In general, Aramburu’s manipulation of his village folk, his frequent use of such expressions as 'Jesus, Mary, and Joseph' or 'The guy with the big balls,' or the many, many words in Basque create a rather old-world, even patronizing tone. Sometimes it seems that, rather than local circumstances, it is the author who is imprisoning the characters, obliging them to behave blindly at first, then with great enlightenment, exactly as suits the book’s development. The impression is not helped by Alfred MacAdam’s translation, which veers wildly between seeking idiomatic intensity in an American vernacular...to a slavish tracking of Spanish syntax ... With page after page of this, all distinction between the way the various characters think and speak is blurred, clunky, and quaint, as if they were migrants who had learned a few English phrases but were otherwise struggling to express themselves ... But while few would hesitate to condemn ETA’s strategy of terror, it is curious that nothing is said about the issue of a community losing control of its 'homeland' or seeing it subsumed in a larger dominant culture ... Toward the end of Homeland, on the contrary, it simply seems there is no Basque problem at all, and very likely never was. The entire struggle was an ugly error, promoted only by the evil and the ingenuous, aligned with bigotry and superstition ... Perhaps in the original Spanish, for readers who are more aware of the events Aramburu talks about and who experience his style differently, this is not the case.

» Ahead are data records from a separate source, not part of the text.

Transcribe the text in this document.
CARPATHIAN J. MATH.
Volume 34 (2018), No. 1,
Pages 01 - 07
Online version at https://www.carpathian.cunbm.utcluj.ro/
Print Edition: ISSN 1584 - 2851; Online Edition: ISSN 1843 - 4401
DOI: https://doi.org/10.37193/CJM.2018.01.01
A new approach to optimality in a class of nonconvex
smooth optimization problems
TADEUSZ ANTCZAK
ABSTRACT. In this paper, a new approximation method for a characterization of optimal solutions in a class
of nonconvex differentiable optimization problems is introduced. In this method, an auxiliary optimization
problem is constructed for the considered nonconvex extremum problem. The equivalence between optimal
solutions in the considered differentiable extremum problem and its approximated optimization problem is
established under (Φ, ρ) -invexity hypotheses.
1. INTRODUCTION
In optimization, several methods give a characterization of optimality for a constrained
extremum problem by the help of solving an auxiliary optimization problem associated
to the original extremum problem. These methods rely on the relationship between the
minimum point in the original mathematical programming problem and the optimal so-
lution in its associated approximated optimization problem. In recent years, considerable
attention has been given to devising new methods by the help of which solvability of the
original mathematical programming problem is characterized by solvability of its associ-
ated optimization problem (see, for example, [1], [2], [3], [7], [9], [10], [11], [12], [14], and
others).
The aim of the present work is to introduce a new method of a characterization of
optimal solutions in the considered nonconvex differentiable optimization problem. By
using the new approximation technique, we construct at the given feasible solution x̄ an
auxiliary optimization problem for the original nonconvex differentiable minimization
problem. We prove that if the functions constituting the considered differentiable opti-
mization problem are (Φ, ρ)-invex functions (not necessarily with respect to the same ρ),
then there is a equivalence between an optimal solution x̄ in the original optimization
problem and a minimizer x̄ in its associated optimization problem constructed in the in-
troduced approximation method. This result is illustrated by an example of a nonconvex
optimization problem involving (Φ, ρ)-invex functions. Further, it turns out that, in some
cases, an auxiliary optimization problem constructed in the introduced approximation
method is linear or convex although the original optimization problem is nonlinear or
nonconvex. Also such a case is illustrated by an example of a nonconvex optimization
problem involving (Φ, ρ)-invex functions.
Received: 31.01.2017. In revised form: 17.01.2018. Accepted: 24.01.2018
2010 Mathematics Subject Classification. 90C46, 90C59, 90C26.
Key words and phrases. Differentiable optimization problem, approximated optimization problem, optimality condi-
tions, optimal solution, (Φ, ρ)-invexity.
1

Aramburu’s plot is simple but unfolds in a somewhat complicated fashion, with flashbacks and multiple points of view. The psychological complexity of his characters, especially the women, creates dramatic intensity. One of the first literary novels to directly address the ongoing consequences of Basque sectarian violence, this is a blockbuster in Spain.
... complex ... Aramburu recounts the lives of ordinary people shattered by events that are ongoing in Spain today even years after ETA has suspended its armed campaign; the reader needs no background in that tangled history to understand that basic, terrible truth. A humane, memorable work of literature.
The cast is sprawling—with both matriarchs, husbands, five children, spouses, grandchildren—but each’s story is realized masterfully, as the characters look to escape violence however they can, be it exile, alcohol, or love. Aramburu’s remarkable novel is an honest and empathetic portrait of suffering and forgiveness, home and family.